Why did they want him back? Because he knew Veerappan, his methods of operation and his terrain?

Something like that. He too wanted to go back to the STF after Srinivas was killed so brutally. They all wanted badly to get Veerappan. This time we decided that the children and I should also move with him to Mysore so that we could spend time together. So he took a transfer as SP of Mysore and was also part of the STF.

Were you afraid?

Yes. But my husband always had his way in whatever he felt strongly about. He still took it very lightly. He used to say that Veerappan was not such a big threat and that all stories about him were exaggerated.

While chasing Veerappan, did he tell you anything about him, his men, his modus operandi or his psychology?
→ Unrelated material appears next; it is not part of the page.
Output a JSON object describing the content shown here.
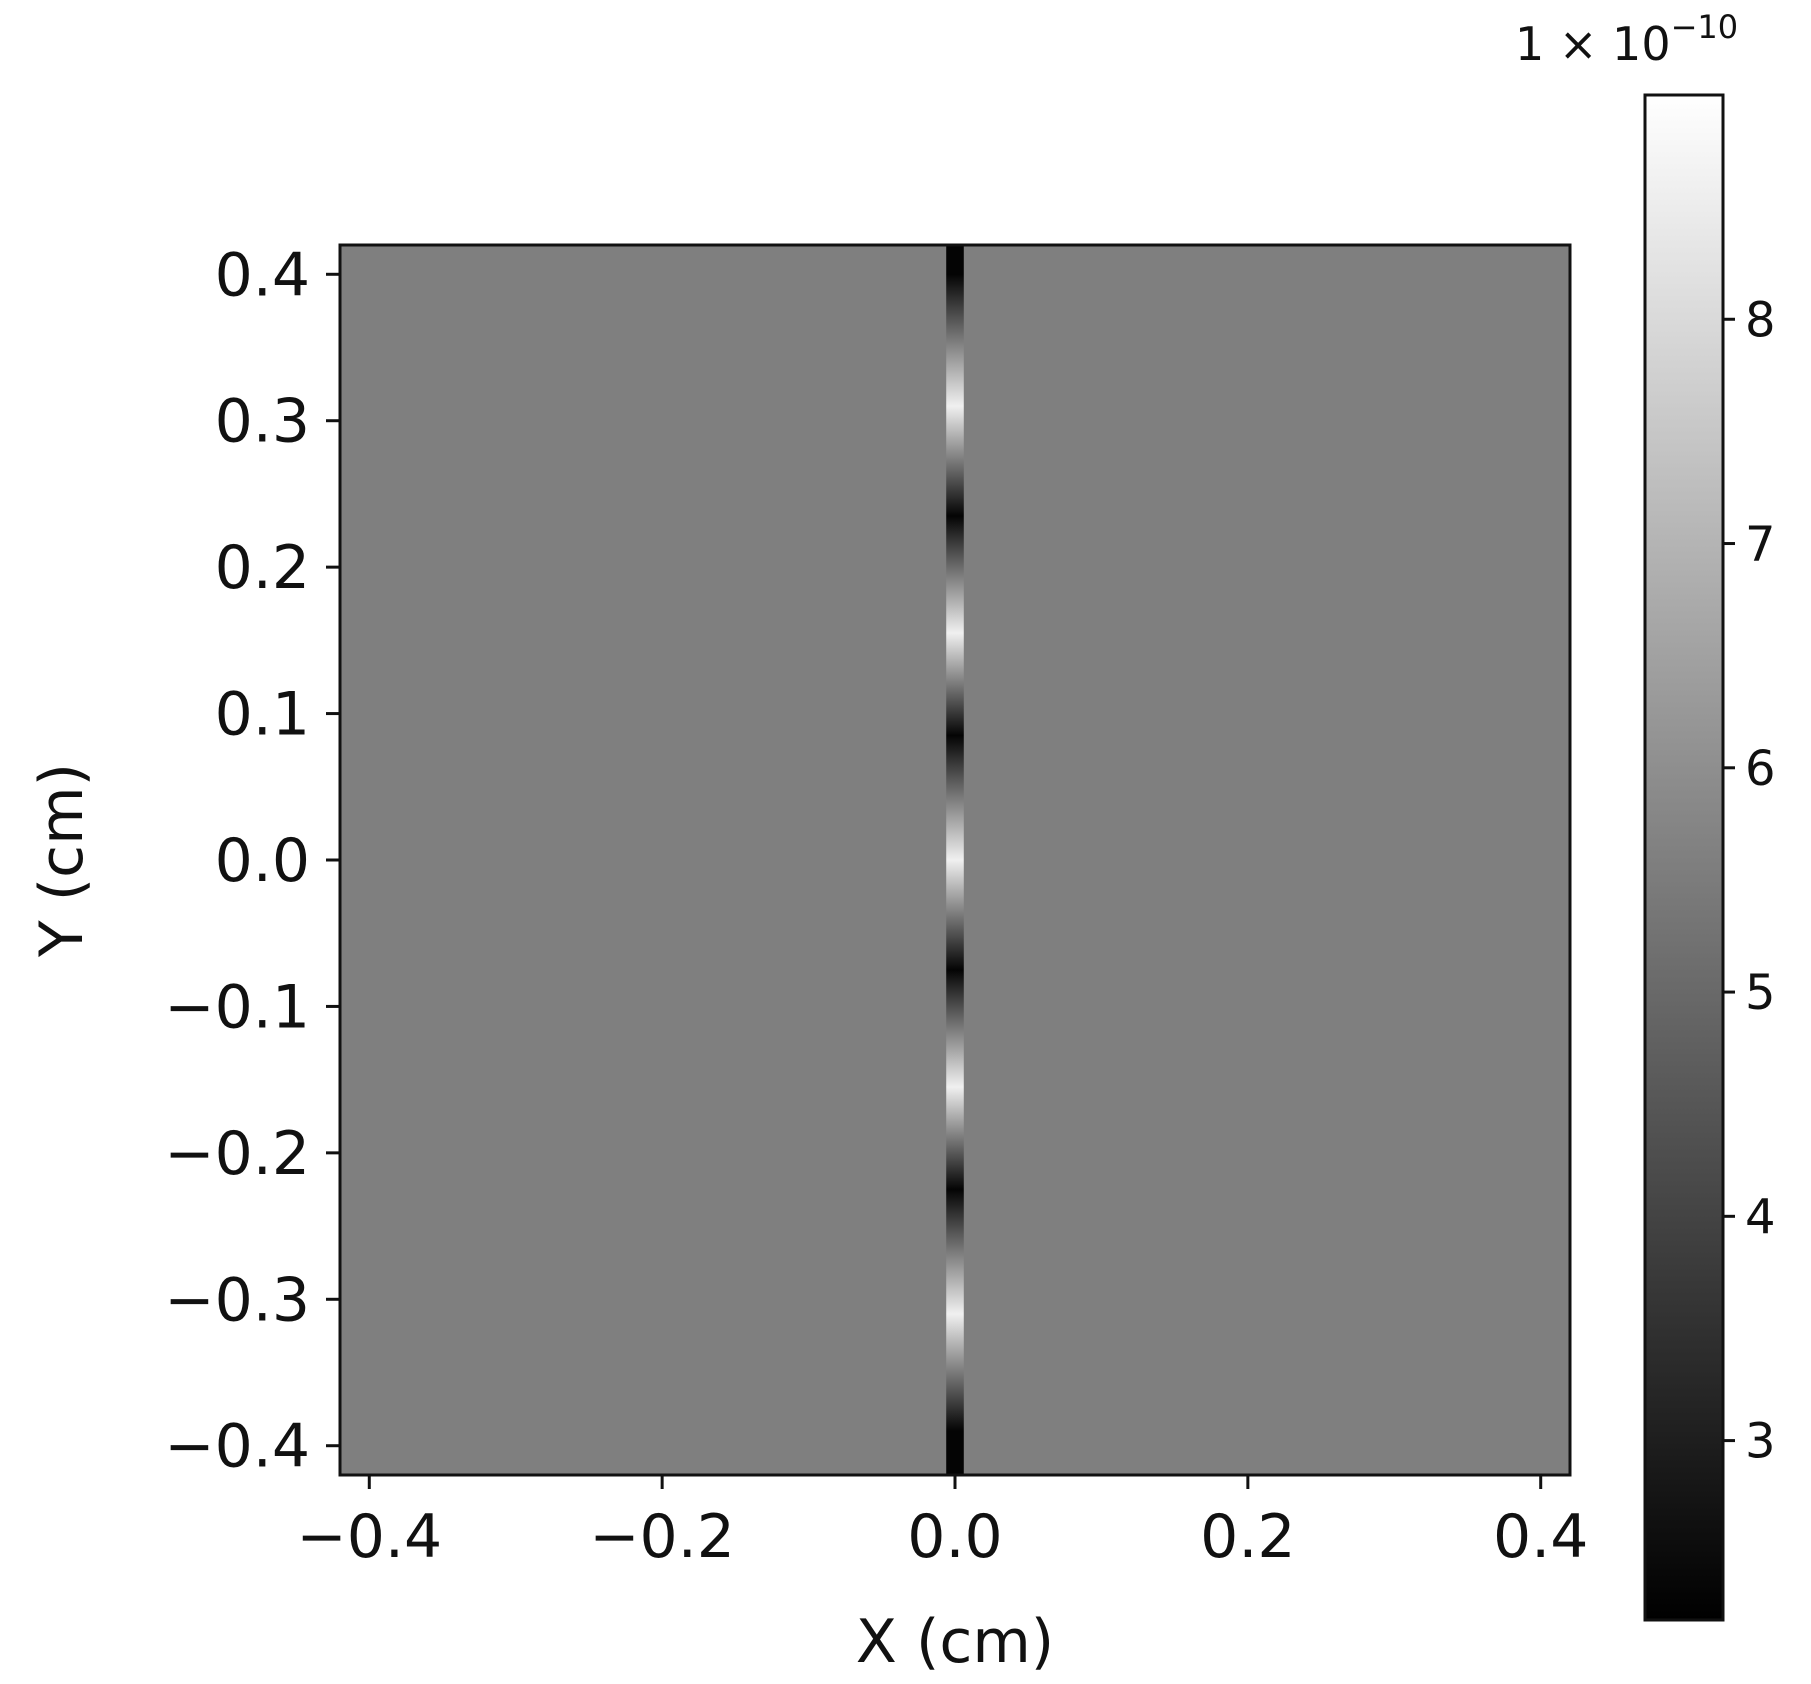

No, in fact, he never would discuss Veerappan at home. He was concerned that I would get worried about his safety. If the subject was raised, he would change it.

Did he go into the jungles after Veerappan very often?

I have no idea. I never knew where he went.

Even on the day he was killed?

On that day too. He told me he was going to Kollegal, and would be back for lunch, because a friend of his was in Mysore. At 1 pm, I was waiting for him, thinking he would walk in at any moment. Instead, the telephone rang, and it was the friend of his asking me how Harikrishna was.

I was shocked. By that time, the Mysore police had heard that there had been an encounter with Veerappan's gang, and that my husband was seriously injured. But I had not been informed. Meanwhile, I went to his office. A deputy superintendent of police was on the wireless trying to get information. He asked me not to worry. He said there had been an encounter, but nothing had happened to Harikrishna.

I really believed that. It was only later, when I returned home, and visitors started pouring in with condolences, that I realised that my husband was dead.

Are you considering going to court against the release of TADA detainees, as Shakeel Ahmed's father has?

No, because my survival and that of my children is a far bigger concern for me. Ahmed's father did approach me about going to court even as soon my husband and his son were killed. But then I had to work out survival tactics for myself and my children. I am still completely caught up trying to keep my children and myself going.

Would you like your husband's death avenged?

No. I have no anger or feelings of vendetta against Veerappan. But I think he must be flushed out and eliminated. He has been allowed to run free for far too long, and has ruined so many people's lives. The government should take a firm stand on this now.

If your son wants to join the police force, will you support him?

Oh, I have no quarrel with the police force. They have been most supportive. I am proud to have been the wife of a police officer who laid down his life in the line of duty. My son can select whatever profession he wishes to, including police service, and I will support him.